Scholarly research contributes a good deal of the dialogue as well. Judith Scott, now deceased, was an artist who worked at Creative Growth. Scott’s twin sister Joyce found a place for Judith there in the 1980s after she had spent thirty-five years in a mental institution. She started creating bound sculptures using tons of yarn woven around various objects and debris, including a skateboard, rocks, paper, tree branches, pens and shells. The work is sometimes suspended from the ceiling or placed on the floor. Numerous articles, films and books have documented her life and work, demonstrating the possibility of a greater understanding not only of contemporary art, but also the potential of every human being.

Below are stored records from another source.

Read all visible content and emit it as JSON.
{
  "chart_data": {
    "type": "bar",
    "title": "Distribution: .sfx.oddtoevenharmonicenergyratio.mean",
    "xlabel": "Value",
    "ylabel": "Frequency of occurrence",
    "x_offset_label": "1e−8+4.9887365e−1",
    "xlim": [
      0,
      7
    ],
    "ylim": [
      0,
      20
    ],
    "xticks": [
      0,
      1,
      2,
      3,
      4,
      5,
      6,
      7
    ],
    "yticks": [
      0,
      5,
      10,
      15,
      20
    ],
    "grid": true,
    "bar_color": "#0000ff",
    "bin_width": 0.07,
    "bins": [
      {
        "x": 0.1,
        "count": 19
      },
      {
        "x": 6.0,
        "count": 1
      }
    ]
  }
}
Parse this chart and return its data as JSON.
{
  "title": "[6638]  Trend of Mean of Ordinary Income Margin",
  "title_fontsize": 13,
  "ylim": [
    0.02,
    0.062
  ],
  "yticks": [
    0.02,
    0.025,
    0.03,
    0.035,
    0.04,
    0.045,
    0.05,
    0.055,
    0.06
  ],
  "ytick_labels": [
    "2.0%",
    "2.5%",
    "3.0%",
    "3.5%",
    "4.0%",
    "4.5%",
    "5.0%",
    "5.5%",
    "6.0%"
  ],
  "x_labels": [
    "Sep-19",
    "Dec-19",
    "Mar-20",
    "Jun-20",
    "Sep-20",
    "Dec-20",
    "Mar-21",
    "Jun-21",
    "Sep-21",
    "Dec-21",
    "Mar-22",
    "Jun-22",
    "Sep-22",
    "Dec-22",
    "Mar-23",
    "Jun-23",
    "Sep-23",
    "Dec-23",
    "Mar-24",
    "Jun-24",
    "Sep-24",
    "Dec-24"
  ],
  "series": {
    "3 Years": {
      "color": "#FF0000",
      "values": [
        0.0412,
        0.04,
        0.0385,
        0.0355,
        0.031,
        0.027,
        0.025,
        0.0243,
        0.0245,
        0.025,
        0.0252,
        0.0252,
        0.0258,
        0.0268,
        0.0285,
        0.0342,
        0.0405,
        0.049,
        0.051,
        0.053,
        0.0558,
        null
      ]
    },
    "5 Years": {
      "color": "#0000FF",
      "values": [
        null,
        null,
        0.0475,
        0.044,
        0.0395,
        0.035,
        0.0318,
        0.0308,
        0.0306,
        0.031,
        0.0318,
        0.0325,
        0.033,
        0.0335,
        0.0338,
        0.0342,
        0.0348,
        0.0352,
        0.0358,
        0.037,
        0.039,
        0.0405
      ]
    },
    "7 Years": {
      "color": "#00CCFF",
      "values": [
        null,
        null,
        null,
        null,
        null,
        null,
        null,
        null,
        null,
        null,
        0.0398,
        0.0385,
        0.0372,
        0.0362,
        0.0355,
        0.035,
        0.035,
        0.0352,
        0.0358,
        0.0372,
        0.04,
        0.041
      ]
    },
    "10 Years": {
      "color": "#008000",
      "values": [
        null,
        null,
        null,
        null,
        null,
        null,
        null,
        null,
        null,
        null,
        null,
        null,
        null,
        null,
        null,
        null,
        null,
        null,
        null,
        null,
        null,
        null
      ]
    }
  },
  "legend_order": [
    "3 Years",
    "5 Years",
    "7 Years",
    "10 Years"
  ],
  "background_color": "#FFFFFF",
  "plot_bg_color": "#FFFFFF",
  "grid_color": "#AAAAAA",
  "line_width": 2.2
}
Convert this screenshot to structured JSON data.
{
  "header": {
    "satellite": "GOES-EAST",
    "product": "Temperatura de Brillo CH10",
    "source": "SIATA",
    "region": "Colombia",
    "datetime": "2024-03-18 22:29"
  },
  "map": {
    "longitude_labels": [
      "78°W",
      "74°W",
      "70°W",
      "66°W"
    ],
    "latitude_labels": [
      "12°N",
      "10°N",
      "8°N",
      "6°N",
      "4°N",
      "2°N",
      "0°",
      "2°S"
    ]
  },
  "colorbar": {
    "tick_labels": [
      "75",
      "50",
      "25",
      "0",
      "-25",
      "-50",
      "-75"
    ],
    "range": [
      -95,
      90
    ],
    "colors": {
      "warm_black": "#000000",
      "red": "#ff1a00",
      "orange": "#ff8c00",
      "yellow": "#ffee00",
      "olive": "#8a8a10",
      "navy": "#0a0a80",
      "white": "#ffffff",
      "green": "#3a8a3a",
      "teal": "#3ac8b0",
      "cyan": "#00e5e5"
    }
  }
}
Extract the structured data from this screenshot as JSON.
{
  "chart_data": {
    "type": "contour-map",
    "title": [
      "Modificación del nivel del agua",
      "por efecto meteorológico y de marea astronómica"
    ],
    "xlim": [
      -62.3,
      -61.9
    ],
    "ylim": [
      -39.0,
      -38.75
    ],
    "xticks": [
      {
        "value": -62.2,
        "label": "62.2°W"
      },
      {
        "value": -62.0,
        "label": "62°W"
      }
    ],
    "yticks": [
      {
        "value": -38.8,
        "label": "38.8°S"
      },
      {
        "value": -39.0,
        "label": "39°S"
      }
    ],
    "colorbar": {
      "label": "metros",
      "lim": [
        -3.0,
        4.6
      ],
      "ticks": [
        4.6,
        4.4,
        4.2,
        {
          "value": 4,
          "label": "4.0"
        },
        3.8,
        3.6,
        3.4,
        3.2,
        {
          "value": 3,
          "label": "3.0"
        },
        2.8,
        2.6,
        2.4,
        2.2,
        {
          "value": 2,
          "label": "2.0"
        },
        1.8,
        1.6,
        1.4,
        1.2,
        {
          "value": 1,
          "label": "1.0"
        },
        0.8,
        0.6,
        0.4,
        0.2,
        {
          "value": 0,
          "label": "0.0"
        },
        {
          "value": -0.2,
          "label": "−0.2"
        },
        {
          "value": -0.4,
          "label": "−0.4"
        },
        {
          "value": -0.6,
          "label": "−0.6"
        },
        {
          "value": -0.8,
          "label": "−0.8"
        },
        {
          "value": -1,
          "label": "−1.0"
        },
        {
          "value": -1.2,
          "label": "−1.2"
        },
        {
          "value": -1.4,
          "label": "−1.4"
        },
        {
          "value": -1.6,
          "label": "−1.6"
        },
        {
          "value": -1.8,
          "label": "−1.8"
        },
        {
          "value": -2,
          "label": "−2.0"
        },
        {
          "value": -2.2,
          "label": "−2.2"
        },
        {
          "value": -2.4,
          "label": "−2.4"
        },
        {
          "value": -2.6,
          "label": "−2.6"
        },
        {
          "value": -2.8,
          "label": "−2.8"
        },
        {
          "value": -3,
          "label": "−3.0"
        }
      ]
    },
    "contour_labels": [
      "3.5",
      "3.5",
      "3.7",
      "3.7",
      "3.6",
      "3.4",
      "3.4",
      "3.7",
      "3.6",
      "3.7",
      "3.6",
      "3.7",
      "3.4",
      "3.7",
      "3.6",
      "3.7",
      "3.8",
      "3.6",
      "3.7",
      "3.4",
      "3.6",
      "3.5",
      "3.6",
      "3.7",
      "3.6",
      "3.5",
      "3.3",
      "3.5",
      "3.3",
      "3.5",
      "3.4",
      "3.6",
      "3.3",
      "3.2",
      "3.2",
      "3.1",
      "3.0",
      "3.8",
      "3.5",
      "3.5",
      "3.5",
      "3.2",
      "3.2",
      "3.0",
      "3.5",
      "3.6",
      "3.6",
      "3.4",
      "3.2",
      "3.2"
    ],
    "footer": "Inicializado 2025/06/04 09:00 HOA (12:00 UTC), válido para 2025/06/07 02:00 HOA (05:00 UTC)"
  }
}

Some people will remain skeptical about the abilities of these artists. Others, like the family of Ramon Avalos, will not believe that he made art that actually sold. Tom di Maria states, “it’s just another way that Creative Growth confronts the notion of who the artists of our era are, what people with disabilities are capable of, and how, as human beings, each of us has an inherent and necessary passion to express ourselves creatively.” The multi-faceted nature of Creative Growth gives it a leading edge as an art center and organization. With the new Paris gallery it will provide an interesting new voice to the contemporary art world.

About the Author
Blaire Dessent was born in La Jolla, California and recently settled in Paris after ten years in New York City where she worked in contemporary art. She was formerly the Director for the Art Omi International Artists’ Residency, a non-profit arts organization based in Columbia County, New York. She holds a Masters in Art History from Pratt Institute in Brooklyn.

Writing has always been a passion and recently Blaire started developing a blog, deuxfrontieres, which centers on food, culture, politics and random thoughts about Parisian life.